コイノヨカン
「さあ、着いた」
車が止り、辺りを見渡す。

ここは、銀座?
私でも知っている有名ブランドショップが並んでいる。


まさか・・・よね。
そう思っている私の期待を裏切り、

「いらっしゃいませ」
店の前に立つと中からドアが開けられた。

重々しいドア。
店の中には高そうな服やバック。
そこは、私1人では入ることもできないような店。

「いらっしゃいませ。
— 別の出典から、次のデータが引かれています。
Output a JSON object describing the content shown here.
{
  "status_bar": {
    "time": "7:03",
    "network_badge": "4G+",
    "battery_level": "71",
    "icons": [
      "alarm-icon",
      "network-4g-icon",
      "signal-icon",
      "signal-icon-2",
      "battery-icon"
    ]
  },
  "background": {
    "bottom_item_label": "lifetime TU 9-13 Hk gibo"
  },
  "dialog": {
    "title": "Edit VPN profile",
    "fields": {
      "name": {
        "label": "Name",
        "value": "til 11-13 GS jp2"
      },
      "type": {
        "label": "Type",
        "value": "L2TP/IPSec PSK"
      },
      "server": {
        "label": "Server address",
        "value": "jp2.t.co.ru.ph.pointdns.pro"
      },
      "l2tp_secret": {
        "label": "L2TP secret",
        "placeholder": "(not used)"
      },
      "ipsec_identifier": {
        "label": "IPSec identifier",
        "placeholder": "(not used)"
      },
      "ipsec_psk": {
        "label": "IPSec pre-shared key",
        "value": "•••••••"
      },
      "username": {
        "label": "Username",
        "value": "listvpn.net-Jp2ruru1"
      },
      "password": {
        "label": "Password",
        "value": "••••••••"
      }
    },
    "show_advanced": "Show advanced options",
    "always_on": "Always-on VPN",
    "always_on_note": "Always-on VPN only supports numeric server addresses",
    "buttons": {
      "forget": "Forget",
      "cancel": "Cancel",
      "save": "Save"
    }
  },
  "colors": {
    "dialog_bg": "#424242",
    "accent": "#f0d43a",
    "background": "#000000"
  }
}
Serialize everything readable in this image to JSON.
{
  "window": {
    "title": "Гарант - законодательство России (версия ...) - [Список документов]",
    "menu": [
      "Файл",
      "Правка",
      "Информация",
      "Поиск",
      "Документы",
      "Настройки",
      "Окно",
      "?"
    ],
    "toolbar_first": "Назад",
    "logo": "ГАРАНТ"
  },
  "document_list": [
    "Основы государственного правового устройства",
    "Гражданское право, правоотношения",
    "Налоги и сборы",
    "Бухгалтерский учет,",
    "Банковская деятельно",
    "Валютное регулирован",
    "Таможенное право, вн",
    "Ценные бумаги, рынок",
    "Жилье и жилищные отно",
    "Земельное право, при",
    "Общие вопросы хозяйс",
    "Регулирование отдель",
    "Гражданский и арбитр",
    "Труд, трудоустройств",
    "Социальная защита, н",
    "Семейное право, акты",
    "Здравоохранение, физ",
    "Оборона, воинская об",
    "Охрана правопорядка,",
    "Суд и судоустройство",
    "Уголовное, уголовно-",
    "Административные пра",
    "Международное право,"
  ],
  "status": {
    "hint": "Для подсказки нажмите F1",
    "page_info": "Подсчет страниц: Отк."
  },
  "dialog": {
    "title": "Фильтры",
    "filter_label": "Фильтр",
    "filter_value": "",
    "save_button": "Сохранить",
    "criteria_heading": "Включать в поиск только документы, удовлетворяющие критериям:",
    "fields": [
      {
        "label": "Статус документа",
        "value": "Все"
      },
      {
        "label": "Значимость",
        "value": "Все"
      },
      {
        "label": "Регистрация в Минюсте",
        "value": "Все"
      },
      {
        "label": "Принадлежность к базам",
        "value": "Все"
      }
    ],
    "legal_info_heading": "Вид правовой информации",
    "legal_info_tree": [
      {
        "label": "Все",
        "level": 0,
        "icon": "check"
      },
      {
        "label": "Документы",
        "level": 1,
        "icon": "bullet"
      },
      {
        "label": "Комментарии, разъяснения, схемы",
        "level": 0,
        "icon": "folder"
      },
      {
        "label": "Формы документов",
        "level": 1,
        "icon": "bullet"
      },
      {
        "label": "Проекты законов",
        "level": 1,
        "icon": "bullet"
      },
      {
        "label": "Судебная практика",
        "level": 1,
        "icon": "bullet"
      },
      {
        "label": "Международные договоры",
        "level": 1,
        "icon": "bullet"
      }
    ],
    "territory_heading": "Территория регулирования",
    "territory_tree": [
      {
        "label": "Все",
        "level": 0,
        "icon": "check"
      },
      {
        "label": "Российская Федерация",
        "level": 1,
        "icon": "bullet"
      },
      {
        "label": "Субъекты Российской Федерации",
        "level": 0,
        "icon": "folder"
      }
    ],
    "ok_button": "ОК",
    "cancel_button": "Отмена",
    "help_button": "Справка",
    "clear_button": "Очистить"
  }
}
松田様」

店長らしき女性が奥から出てきた。

綺麗なデザインのスーツを着こなし、キリッとしてカッコイイ。
なんだかワンピース姿の自分が恥ずかしくなった。
もう少しおしゃれすればよかった。
持っている服もないくせに言える台詞ではないけれど、ちょっと惨めな気分。

「どうした?好みの物を選ぶといいよ」

選べと言われても・・・
普段私がが着ていた服とはゼロが2つくらい違う。

「私には贅沢すぎます」
小さな声で、専務に耳打ちした。

「大丈夫。ここは俺が払うから」

「はああ?」
思いっきり不快な顔をしてしまった。

プッ。
吹き出す専務。

「なんて顔するんだ。もう少し喜べよ。今まで連れてきた子はみな大喜びで服やバックを選んだぞ」

んなバカな。
こんなところで気安く物を買ってもらうなんて、無理。
少なくとも今の私にはできないし、たとえ本物の彼女だったとしてもしないだろう。